Bon à savoir Selon le Conseil Economique, Social et Environnemental (CESE), l'économie informelle « au sens large » demeure un phénomène persistant et préoccupant, pesant jusqu'à 30% du PIB, d'après les dernières données de Bank Al-Maghrib (BAM) datant de 2018. Les institutions nationales et internationales estiment qu'entre 60% à 80% de la population active occupée au Maroc exercent une activité informelle. Dans un avis, le CESE affirme que l'économie informelle, dans son acception la plus large, est plurielle étant donné la multiplicité des catégories qu'elle renferme.
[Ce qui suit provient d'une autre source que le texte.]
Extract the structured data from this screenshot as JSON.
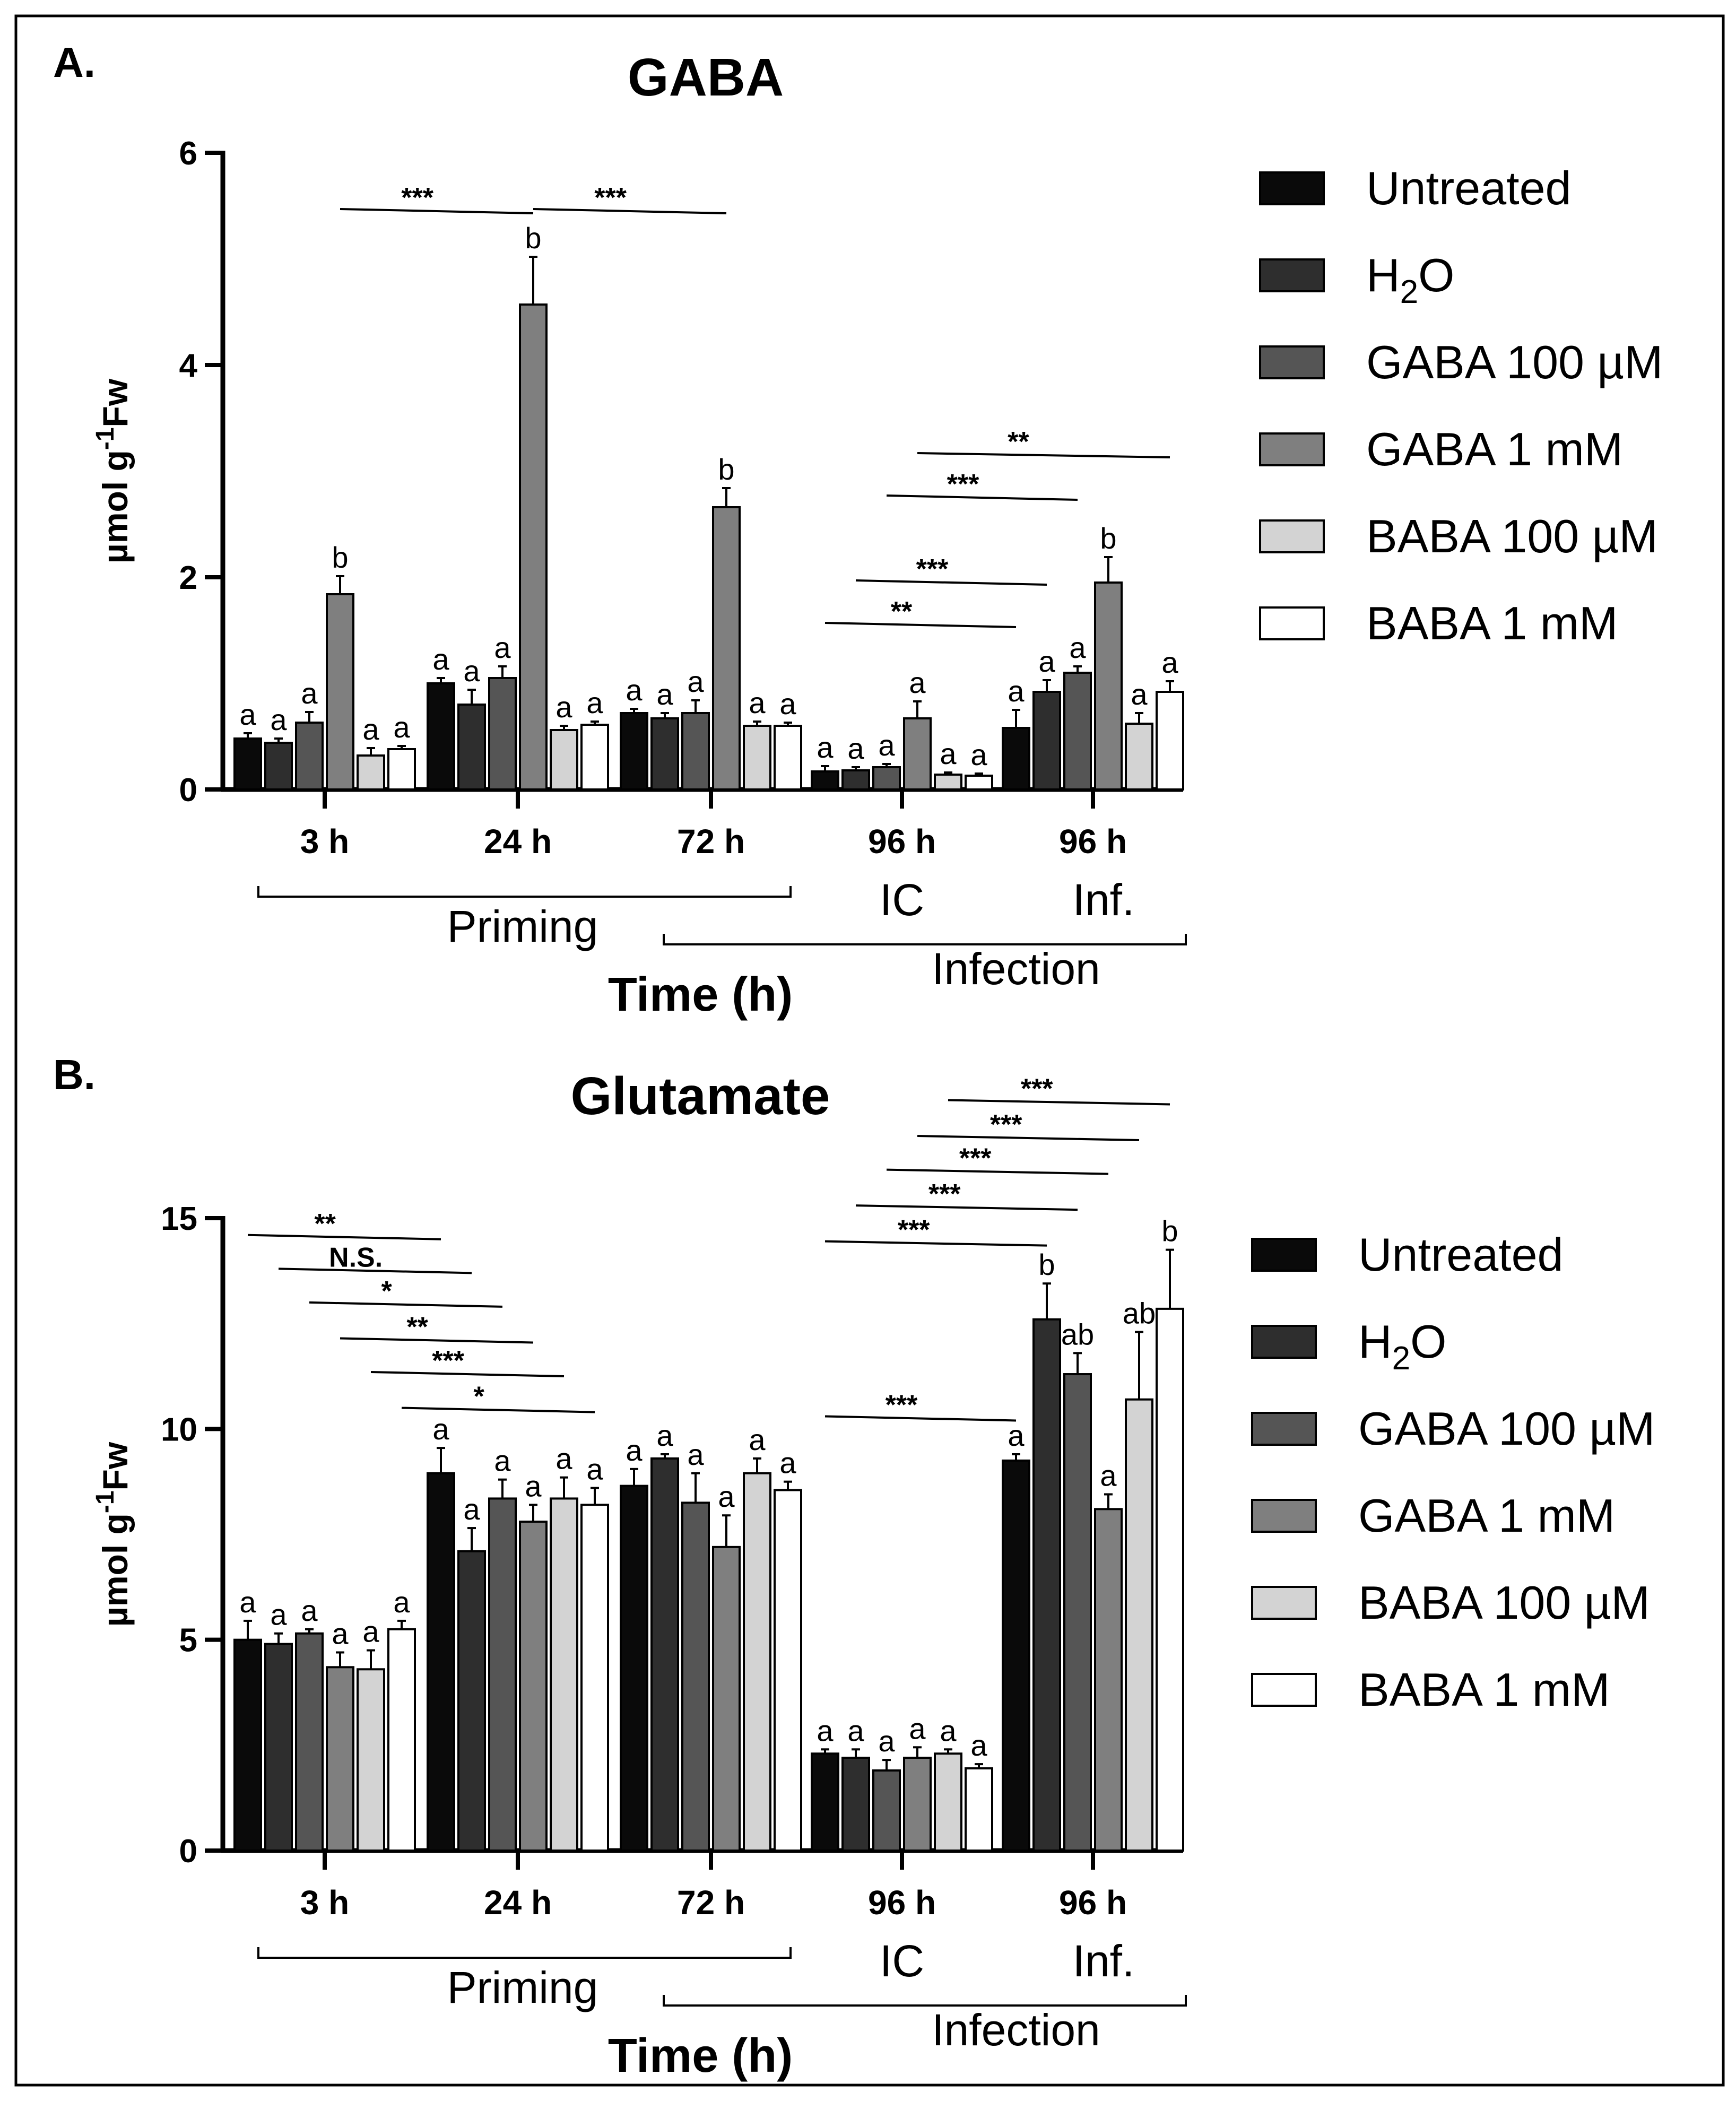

Il est à préciser, néanmoins, que ce sont les formes « hors informel de subsistance » qui constituent la véritable menace pour le pays, à l'image de la contrebande, des activités souterraines des entreprises « formelles » (sous-déclaration du chiffre d'affaires ou des employés, etc.). Il en est de même pour l'informel « concurrentiel » au niveau duquel les opérateurs se soustraient délibérément de leurs obligations bien qu'ils disposent des ressources et des structures nécessaires pour s'en acquitter.